More Single Mothers With Children Are Working Than Ever Before. After staying essentially constant in the 1980s and early 1990s, the percentage of singe mothers aged 16 to 45 who work and receive no welfare has risen from 60.9 percent in 1992 to 75.0 percent in 1998. The percentage of single mothers who worked rose from 73.7 percent in 1992 to 86.6 percent in 1998. [Source: Calculations by Professor Jeffrey Liebman using data from the Bureau of Labor Statistics' March Current Population Surveys.]
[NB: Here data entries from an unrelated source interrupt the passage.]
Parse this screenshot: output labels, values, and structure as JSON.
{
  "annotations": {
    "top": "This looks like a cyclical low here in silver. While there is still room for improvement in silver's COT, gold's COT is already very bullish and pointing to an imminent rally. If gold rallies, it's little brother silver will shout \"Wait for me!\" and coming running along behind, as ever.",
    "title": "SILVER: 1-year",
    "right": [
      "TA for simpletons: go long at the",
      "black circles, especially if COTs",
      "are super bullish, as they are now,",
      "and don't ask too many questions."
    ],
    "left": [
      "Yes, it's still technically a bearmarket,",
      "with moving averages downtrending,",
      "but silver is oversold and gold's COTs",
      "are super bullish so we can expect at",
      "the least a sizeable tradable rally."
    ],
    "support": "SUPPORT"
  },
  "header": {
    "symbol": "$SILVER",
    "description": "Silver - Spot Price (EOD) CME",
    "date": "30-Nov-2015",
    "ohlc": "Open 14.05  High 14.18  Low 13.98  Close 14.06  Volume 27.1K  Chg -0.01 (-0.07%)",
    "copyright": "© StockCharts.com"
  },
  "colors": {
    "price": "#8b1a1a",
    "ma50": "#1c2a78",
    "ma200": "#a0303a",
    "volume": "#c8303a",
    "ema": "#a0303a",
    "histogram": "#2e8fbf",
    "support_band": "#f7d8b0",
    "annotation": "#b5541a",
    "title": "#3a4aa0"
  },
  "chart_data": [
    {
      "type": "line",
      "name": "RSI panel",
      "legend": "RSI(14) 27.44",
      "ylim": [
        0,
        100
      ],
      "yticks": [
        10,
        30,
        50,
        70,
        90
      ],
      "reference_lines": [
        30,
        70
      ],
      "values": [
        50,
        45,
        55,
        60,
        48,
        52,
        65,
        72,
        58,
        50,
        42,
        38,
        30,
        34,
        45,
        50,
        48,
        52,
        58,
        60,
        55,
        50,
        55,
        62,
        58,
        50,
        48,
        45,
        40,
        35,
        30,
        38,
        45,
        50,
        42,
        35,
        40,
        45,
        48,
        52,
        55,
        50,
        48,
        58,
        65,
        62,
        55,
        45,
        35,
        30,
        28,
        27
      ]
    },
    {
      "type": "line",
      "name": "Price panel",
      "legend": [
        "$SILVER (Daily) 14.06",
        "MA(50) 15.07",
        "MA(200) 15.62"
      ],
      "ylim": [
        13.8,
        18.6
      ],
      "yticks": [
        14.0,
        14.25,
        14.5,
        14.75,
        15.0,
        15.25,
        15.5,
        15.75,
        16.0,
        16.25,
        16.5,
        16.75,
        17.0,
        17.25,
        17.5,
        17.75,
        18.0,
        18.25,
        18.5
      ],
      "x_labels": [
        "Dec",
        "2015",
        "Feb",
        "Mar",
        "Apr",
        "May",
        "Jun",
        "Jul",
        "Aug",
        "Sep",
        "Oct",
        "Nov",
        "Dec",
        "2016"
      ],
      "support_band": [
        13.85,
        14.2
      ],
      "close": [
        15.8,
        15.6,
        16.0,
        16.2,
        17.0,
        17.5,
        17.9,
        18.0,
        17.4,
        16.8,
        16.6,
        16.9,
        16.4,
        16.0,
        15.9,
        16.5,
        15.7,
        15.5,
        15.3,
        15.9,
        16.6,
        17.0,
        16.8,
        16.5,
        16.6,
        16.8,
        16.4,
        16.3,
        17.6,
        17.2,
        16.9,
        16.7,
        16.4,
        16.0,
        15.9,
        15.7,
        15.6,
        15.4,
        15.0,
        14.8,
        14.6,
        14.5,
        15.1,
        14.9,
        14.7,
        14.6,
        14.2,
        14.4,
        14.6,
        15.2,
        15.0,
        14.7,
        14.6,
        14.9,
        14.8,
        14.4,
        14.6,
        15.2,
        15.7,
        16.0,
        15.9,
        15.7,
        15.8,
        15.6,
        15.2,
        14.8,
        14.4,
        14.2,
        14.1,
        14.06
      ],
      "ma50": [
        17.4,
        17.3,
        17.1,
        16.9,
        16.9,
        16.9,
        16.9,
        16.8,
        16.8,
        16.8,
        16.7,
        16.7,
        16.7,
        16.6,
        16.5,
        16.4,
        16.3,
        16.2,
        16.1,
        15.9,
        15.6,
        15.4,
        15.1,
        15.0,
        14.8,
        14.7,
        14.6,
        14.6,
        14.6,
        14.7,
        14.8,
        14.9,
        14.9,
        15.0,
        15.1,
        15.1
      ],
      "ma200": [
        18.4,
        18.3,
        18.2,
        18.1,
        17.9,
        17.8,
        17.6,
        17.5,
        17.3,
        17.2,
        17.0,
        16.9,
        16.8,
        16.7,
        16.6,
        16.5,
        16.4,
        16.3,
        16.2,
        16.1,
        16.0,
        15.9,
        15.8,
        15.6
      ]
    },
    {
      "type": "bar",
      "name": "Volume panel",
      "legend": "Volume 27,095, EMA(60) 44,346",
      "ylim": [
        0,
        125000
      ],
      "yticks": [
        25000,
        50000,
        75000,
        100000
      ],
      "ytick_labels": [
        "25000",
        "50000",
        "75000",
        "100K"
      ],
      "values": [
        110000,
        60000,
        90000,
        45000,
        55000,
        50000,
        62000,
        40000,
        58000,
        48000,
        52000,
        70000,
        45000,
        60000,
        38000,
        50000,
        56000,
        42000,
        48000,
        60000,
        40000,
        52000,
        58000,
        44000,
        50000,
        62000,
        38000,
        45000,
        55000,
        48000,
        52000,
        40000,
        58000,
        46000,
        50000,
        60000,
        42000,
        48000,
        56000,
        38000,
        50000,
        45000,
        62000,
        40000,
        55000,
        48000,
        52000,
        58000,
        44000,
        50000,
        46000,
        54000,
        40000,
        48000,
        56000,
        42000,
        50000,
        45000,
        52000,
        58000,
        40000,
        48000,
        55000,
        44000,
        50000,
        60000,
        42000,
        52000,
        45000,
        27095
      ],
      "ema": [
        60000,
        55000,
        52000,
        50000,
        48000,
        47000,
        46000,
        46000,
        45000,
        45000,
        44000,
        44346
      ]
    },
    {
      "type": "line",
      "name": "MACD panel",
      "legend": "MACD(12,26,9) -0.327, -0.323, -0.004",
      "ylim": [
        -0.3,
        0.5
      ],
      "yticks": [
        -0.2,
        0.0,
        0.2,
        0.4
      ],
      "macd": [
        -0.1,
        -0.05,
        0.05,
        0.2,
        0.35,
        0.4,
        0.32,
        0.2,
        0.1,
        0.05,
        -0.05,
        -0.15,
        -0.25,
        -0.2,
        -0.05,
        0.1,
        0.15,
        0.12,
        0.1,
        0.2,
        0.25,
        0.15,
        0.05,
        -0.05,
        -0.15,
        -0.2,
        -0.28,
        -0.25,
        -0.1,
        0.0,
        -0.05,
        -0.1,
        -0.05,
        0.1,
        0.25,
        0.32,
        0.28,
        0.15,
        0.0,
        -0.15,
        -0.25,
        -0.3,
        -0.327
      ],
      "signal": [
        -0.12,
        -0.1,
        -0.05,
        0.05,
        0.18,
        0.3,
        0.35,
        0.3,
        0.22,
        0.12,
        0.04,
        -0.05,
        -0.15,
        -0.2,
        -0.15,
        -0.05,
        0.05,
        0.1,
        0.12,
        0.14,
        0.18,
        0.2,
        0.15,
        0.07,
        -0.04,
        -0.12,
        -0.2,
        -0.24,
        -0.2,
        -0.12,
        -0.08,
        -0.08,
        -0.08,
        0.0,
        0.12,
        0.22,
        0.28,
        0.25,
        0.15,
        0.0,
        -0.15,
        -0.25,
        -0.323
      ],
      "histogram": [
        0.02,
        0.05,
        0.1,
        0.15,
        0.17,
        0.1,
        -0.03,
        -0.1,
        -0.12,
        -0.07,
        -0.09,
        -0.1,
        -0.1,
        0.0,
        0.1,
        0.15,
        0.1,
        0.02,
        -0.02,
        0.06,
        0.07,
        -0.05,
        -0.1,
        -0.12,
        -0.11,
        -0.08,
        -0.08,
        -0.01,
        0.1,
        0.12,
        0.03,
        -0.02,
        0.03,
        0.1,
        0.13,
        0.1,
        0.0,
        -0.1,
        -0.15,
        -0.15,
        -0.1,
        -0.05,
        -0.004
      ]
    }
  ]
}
According to One Study, More Than 60 Percent of the Increase In the Employment of Single Mothers Has Been Due to Expansions of the EITC. Bruce Meyer and Dan Rosenbaum find that 63 percent of the change in the employment of single mothers between 1984 and 1996 can be explained by the expansions of the EITC. [Source: "Welfare, the Earned Income Tax Credit, and the Labor Supply of Single Mothers." National Bureau of Economic Research Working Paper No. 7363. September 1999.]

Another Study Predicted That the 1993 EITC Expansion Would Induce 516,000 Families To Move From Welfare to Work. Stacy Dickert, Scott Houser, and John Karl Scholz found that the 1993 EITC expansion would induce 516,000 families to move from welfare to work. [Source: "The Earned Income Tax Credit and Transfer Programs: A Study of Labor Market and Program Participation." Tax Policy and the Economy No. 9, MIT Press: Cambridge, 1995.]

Another Study Shows that Increasing the Reward to Work, Increases Labor Force Participation. Nada Eissa and Jeffrey Liebman found that the EITC significantly increases labor force participation among single mothers, especially less educated women. [Source: "Labor Supply Response and the Earned Income Tax Credit." Quarterly Journal of Economics 111(2), 1996.]